[This Document is the Property of His Britannic Majesty's Government.]
C.O.
[September 14 1908]
178
CHINA TRADE.
CONFIDENTIAL.
[32341]
No. 1.
SECTION 1
9 NOV 08
Mr. T. C. Taylor to Sir Edward Grey.--(Received September 17.)
Sunny Bank, Batley, Yorkshire, September 16, 1908,
Dear Sir Edward,
THANKS for your letter. I have written Mr. Hedley to call in London at the Foreign Office or House of Commons after the 12th October, and write you beforehand.
In any case, I was about to write to you once more re the Shanghae Opium, &c., Commission. The Board of Representatives of all the five or six anti-opium Societies are getting very anxious as to the appointment of the British Commissioners, and have made several communications to me lately, or rather, leading members of that Board, have done so as well as the Board. They are pleased to express their entire confidence not only in Lord Morley and yourself, but also in me, as their appointed Parliamentary representative, that no step will be left untaken to secure efficient representation of what is now the British national official view at this Conference. But they feel that so much depends upon the personnel of our representatives that they would like their views as to persons to be fully before you before it is too late.
I am therefore authorized to say that not only would Sir William Collins, M.P., be to them a satisfactory appointment, but that they would be specially gratified if the Right Honourable John Ellis, M.P., could be induced to go as one of our representatives to Shanghae. And I am also commissioned to say that Professor Caldecott, of King's College, London, would be specially acceptable to English Churchmen, and you or your colleagues who will appoint the Delegates thought fit to entertain his name; very powerful English Episcopal backing could at once be found for his name. He has taken deep interest in the opium question for many years, and is Chairman of the Church Anti-Opium Committee.
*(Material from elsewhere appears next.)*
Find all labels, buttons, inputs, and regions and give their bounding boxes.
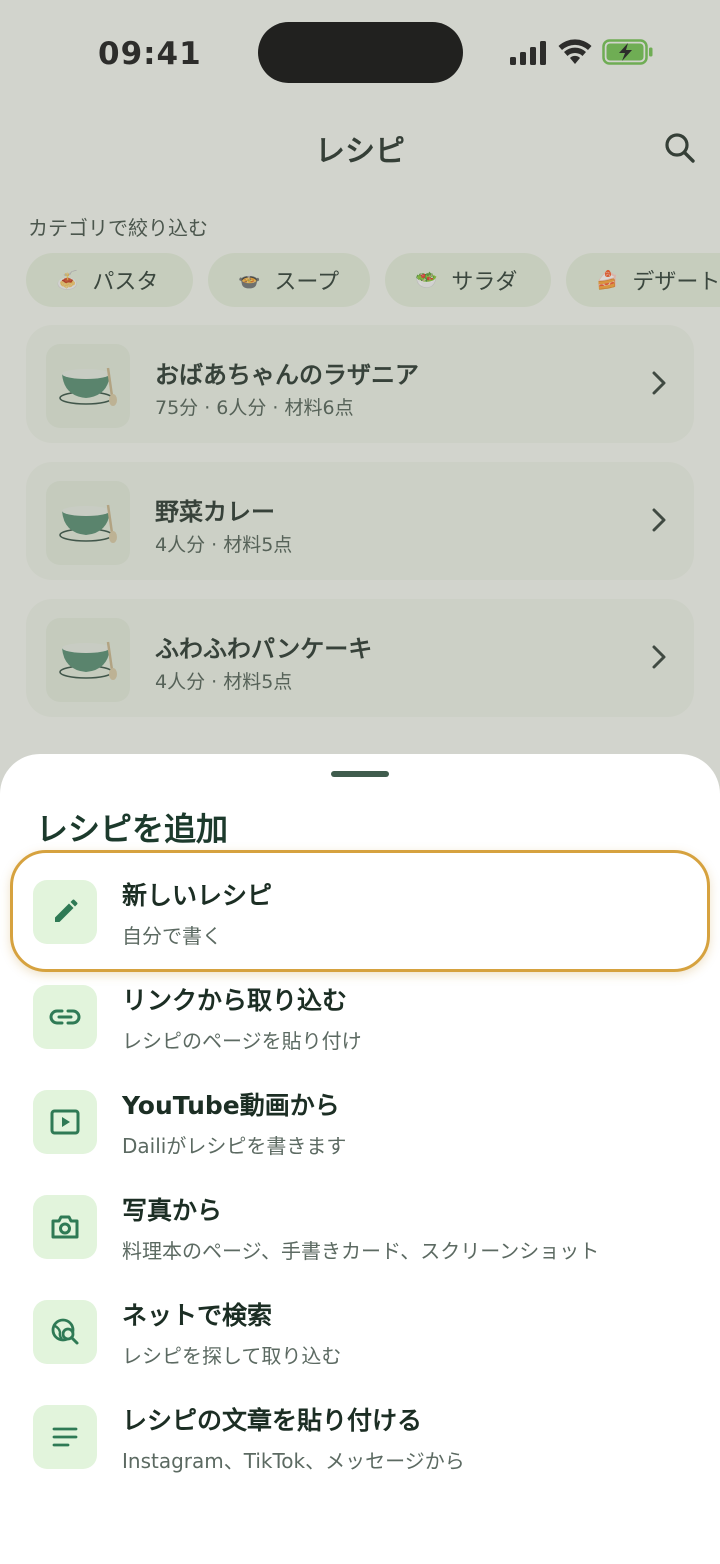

Nothing but my conviction of the extreme urgency and importance of the question would have induced me thus further to trespass upon your time and attention. This Commission's labours and conclusions will, one hopes, determine a beneficent world policy of the future.
Yours faithfully,
(Signed)
THEO. C. TAYLOR.
T. C. T.
P.S.-Of other M.P.'s, Allan Baker and Laidlaw are both likely.